Céline : But performing live also brings an evolution in the musicality of the tracks…
Adrien : Yes, of course, we’ve come to realise that playing live enables us to try out extended versions and then to come on a lot stronger, to play a lot more techno or even to explore a pop vibe, it works both ways. Especially due to the fact that we don’t perform through a “heavy” configuration, it’s very basic. We have a laptop, a midi…
Céline : You use FruityLoops which is very easy to handle. Is that what you’re looking for, to make it easy on yourselves?
Jean-Marc : Yes. We are not “nerds”, nor we are technicians. We appreciate making a light and spontaneous music. FruityLoops was then an obvious choice because of its accessibility, its ergonomic handiness, it corresponds well to what we do and what we want to transcribe.

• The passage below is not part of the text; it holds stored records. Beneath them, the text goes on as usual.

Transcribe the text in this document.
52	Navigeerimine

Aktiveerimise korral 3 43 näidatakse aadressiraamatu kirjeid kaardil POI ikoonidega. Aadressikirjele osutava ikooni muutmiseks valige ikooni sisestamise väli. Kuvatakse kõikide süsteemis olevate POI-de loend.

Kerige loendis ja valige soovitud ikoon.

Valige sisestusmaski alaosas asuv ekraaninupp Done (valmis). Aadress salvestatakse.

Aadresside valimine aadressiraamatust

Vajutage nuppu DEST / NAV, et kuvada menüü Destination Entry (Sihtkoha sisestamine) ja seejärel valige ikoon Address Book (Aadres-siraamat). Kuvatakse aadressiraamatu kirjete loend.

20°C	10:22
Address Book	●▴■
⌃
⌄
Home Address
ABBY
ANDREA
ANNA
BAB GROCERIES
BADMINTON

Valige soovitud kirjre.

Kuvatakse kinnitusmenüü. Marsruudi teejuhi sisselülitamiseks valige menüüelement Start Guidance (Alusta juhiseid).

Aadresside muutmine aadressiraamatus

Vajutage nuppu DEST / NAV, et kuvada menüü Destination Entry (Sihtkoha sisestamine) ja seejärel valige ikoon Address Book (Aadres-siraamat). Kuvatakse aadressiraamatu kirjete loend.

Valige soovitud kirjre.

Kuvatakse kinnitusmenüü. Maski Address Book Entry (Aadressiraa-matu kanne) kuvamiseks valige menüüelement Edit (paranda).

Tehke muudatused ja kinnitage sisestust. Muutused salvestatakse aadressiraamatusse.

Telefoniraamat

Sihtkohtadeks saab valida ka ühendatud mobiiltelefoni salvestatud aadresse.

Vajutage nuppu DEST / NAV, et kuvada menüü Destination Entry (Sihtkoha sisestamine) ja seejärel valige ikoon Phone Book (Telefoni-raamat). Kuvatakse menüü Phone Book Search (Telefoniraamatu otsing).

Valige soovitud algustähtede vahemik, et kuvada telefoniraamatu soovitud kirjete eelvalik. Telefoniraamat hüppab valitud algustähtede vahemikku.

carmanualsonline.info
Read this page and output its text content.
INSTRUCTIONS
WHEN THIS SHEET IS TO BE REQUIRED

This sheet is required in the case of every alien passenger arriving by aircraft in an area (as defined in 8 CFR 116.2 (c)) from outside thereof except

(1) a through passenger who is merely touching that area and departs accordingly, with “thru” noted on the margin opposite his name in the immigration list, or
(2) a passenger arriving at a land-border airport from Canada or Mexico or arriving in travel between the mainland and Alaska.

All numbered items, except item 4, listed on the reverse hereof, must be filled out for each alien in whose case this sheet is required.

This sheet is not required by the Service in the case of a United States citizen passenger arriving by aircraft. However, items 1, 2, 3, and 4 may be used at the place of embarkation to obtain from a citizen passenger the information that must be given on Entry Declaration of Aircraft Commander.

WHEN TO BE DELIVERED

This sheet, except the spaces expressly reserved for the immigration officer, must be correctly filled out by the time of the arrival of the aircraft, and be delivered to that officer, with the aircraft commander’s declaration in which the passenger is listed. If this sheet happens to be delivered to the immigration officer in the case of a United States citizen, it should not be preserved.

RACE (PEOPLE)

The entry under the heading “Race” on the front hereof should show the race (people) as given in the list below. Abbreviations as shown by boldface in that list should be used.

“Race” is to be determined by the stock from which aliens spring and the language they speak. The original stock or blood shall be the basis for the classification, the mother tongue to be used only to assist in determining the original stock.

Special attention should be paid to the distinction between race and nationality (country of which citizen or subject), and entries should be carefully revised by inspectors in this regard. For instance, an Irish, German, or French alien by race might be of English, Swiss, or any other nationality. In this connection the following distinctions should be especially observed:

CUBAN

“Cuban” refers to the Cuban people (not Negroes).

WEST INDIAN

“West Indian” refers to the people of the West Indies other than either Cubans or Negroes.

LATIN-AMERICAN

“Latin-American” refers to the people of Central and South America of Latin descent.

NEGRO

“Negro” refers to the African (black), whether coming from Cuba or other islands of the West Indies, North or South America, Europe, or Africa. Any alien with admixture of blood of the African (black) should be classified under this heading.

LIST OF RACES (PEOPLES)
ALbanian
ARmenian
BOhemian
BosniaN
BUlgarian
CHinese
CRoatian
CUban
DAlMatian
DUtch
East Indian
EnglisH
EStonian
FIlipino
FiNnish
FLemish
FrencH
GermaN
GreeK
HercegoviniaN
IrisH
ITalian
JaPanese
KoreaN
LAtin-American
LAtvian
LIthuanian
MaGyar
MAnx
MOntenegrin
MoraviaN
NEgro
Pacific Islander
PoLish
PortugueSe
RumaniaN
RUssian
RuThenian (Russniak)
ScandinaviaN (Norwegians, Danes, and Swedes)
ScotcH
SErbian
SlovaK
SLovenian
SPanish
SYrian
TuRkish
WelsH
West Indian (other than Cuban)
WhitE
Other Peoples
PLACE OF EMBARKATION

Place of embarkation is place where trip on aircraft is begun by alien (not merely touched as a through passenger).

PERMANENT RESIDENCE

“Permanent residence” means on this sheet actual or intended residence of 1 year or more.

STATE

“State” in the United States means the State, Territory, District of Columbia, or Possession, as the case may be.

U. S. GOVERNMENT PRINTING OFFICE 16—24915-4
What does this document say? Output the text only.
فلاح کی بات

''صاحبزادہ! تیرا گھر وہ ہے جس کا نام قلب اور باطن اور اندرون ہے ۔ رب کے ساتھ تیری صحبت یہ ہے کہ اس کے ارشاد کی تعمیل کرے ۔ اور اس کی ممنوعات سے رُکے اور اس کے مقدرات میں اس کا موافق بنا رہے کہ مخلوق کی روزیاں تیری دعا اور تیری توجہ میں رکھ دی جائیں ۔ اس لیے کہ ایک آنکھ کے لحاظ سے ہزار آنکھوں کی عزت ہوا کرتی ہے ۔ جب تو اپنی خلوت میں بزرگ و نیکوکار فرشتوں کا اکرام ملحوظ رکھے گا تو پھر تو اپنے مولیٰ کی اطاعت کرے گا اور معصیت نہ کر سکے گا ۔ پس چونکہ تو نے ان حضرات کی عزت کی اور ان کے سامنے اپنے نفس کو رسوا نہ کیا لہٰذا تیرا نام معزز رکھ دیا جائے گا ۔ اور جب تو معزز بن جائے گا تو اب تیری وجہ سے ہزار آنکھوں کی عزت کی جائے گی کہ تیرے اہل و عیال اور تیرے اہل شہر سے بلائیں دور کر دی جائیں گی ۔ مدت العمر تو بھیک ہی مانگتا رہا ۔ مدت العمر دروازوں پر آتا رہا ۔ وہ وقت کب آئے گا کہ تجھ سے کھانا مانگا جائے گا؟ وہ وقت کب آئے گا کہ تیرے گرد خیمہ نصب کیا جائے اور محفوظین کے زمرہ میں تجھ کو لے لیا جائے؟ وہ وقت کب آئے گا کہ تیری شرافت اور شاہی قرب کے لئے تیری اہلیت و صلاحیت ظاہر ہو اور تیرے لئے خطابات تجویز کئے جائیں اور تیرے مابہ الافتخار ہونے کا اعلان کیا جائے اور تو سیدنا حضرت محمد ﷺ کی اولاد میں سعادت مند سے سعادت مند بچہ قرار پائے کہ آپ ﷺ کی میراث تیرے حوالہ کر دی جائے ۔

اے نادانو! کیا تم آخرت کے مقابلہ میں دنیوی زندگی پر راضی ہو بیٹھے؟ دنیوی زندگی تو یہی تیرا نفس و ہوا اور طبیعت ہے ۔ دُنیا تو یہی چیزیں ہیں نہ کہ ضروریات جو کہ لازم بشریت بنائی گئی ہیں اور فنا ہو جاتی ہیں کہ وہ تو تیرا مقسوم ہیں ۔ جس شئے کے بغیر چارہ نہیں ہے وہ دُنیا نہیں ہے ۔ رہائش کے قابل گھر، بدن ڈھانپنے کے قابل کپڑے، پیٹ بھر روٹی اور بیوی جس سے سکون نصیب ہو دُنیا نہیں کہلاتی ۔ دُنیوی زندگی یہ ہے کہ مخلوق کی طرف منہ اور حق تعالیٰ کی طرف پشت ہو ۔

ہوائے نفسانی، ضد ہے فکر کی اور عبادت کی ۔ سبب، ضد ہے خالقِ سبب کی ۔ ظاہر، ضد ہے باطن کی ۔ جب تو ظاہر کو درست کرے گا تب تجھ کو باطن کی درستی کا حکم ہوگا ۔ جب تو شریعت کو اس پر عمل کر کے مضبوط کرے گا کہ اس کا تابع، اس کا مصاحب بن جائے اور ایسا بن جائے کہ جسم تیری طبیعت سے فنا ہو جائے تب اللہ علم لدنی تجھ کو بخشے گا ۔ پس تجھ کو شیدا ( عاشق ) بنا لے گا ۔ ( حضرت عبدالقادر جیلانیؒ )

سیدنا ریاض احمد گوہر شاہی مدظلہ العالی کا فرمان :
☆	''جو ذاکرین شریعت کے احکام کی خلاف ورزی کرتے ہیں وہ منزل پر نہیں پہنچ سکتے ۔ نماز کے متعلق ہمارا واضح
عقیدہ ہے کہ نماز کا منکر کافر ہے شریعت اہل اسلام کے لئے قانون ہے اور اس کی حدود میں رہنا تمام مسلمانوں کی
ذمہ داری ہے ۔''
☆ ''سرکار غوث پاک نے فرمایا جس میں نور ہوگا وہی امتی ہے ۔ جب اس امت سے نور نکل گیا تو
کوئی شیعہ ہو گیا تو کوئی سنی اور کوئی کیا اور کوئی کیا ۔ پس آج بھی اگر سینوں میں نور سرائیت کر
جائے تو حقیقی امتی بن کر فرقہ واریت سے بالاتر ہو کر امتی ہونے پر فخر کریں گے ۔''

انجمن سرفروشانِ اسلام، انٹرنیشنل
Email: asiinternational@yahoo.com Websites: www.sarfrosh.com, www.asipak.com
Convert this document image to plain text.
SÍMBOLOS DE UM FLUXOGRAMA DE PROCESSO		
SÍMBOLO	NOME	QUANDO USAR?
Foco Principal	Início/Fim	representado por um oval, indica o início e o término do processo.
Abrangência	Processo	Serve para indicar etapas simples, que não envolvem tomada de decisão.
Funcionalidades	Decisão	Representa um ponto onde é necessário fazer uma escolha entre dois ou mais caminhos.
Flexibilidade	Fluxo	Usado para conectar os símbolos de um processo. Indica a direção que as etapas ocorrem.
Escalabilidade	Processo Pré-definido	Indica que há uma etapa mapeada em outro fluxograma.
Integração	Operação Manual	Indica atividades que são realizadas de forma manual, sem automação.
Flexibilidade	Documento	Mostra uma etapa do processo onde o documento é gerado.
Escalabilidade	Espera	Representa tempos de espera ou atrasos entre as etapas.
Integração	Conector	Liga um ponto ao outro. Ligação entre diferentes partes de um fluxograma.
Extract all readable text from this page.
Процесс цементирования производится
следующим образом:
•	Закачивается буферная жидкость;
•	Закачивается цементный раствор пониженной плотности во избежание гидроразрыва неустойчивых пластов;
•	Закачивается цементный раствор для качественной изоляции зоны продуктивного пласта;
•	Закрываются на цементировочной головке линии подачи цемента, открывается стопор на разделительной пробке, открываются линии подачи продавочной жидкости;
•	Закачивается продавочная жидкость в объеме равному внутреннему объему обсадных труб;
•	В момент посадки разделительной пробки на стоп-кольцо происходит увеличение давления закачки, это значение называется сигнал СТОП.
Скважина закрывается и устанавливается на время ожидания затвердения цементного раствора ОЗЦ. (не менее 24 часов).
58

Our phone conversation ended around Berlin where the three Sex In Dallas partners in crime have moved, “We composed everything in Berlin, we were already largely settled there and it is a highly charged place, musically speaking obviously, the electronic scene and the clubs are massive.” There, they rub shoulders with a multitude of ex-pats musicians (Chicks On Speed, Dat Politics) who work to re-awaken the city to a golden age it previously witnessed in the 80s, with the likes of David Bowie, Lou Reed, Iggy Pop and other Nick Cave who went there to record some of the most visceral and impossible to miss albums in the History of Rock. The only difference being that the wall that divided the city is no longer, what remains is an ever bubbling creativity and a schizophrenic-like atmosphere of the former divide. Their German location might only be temporary, it suits the music of Sex In Dallas and their first musical postcard “Around The War”. The band is not opposed to collaborations (as Andrew Weatherall or Trevor Jackson can testify) even if it means a stay on the other side of the Channel where they already have a serious fanbase amongst their British counterparts.
If you can’t wait to see them live then take a trip to Berlin where they serve electro “On The Rocks” and the natives are multicultural!